Surprisingly, the art class can move slowly and may be difficult. However, all those feelings are just based on unawareness, fear of ownself capacities and potential, previous poor teaching, and very little or no exposure to the world of creativity and visual expression, the plastic (moldable) arts.
It doesn’t matter if students arrive quiet, loud, timid, short or tall, fast thinkers or lacking self-confidence, they must be all welcome to experience the magic of the free line and colors, the amazing feeling of making visual displays capable to delive a thought, an inerfeeling, the freedom when creating far from negative control rather the use of a given one energy and impulses.

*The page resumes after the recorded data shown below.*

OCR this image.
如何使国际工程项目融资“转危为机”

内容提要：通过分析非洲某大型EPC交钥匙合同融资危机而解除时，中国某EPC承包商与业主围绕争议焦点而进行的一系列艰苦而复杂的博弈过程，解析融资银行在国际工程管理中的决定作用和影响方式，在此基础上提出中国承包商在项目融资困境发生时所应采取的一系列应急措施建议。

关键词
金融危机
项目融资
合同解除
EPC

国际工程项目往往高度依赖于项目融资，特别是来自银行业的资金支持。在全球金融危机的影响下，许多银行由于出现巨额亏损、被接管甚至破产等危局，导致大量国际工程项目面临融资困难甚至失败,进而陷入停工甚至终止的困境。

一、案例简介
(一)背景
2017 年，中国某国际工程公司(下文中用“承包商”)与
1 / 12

Activity: The Line of Thought
Organize your space in a way that students have a good, spacious area between each other. They should be able to extend their arms without touching anybody.
Providing students with the necessary time to relax, redirect their minds, and emotions is a must. A moment of silence and correct breathing techniques are great tools for the occasion.
To continue, invite students to look at and touch the entire paper surface. The process needs to be explained gradually.
First, students close their eyes and touch the paper one more time, looking to understand how large or small the paper is, using only the tactile sense, prompting themselves to imagine the paper and its size like a photo in his/her mind.
Yes, they giggle and feel inaccurate, but not to worry, show them the way with tender but firm assertion.
Have a good selection of colored pencils and invite students to pick two colors; do not give opinions. Do not participate in any way in their color choices.
Invite students to take one color in each hand, place their hands on the surface of the paper, close their eyes, and draw with both hands free all over the paper, without breaking the line (uninterrupted line) without opening their eyes. Advise students to stop when they feel the line is completed, done, or it is enough; they do need to feel it is finished.
When this first part is completed, invite them to place the colors at the table and guide them to assess their work by:
· Line strength or degree of intensity with which the line has been drawn.
· The previous selection of colors and how unconsciously they selected to be used, left or right-handed.
· How open, closed, tangled, or empty, how confusing or simple, how busy, noisy, or quiet the lines look.
· And how everything is just perfect for crazy or meaningless may look.
Our second part is about colors; without trying to lecture about color theory, enlighten your students with two facts about colors. Hot colors like yellows, oranges, reds, and sometimes purple (depending on the amount of red it has) appear in our eyes first. Subsequently, cold colors like blues and some greens, and purples remain at the back, creating distance and perhaps tension. This happens without apparent control from our part. (just our brain setup.)
Invite the students to select any color they want to color the empty spaces they have accidentally created between the lines, with the intention of:
· Open up close and tangled lines
· Create balance
· Or create a path of communication from one line to another
· To visually pull weak lines
· Or to visually create a pleasant and harmonic composition.
Invite students not to rush; getting familiar, understanding the use of color-pencils and their many possibilities. Help them to like and respect the design that has come from their very own Inner Thoughts, from their heart.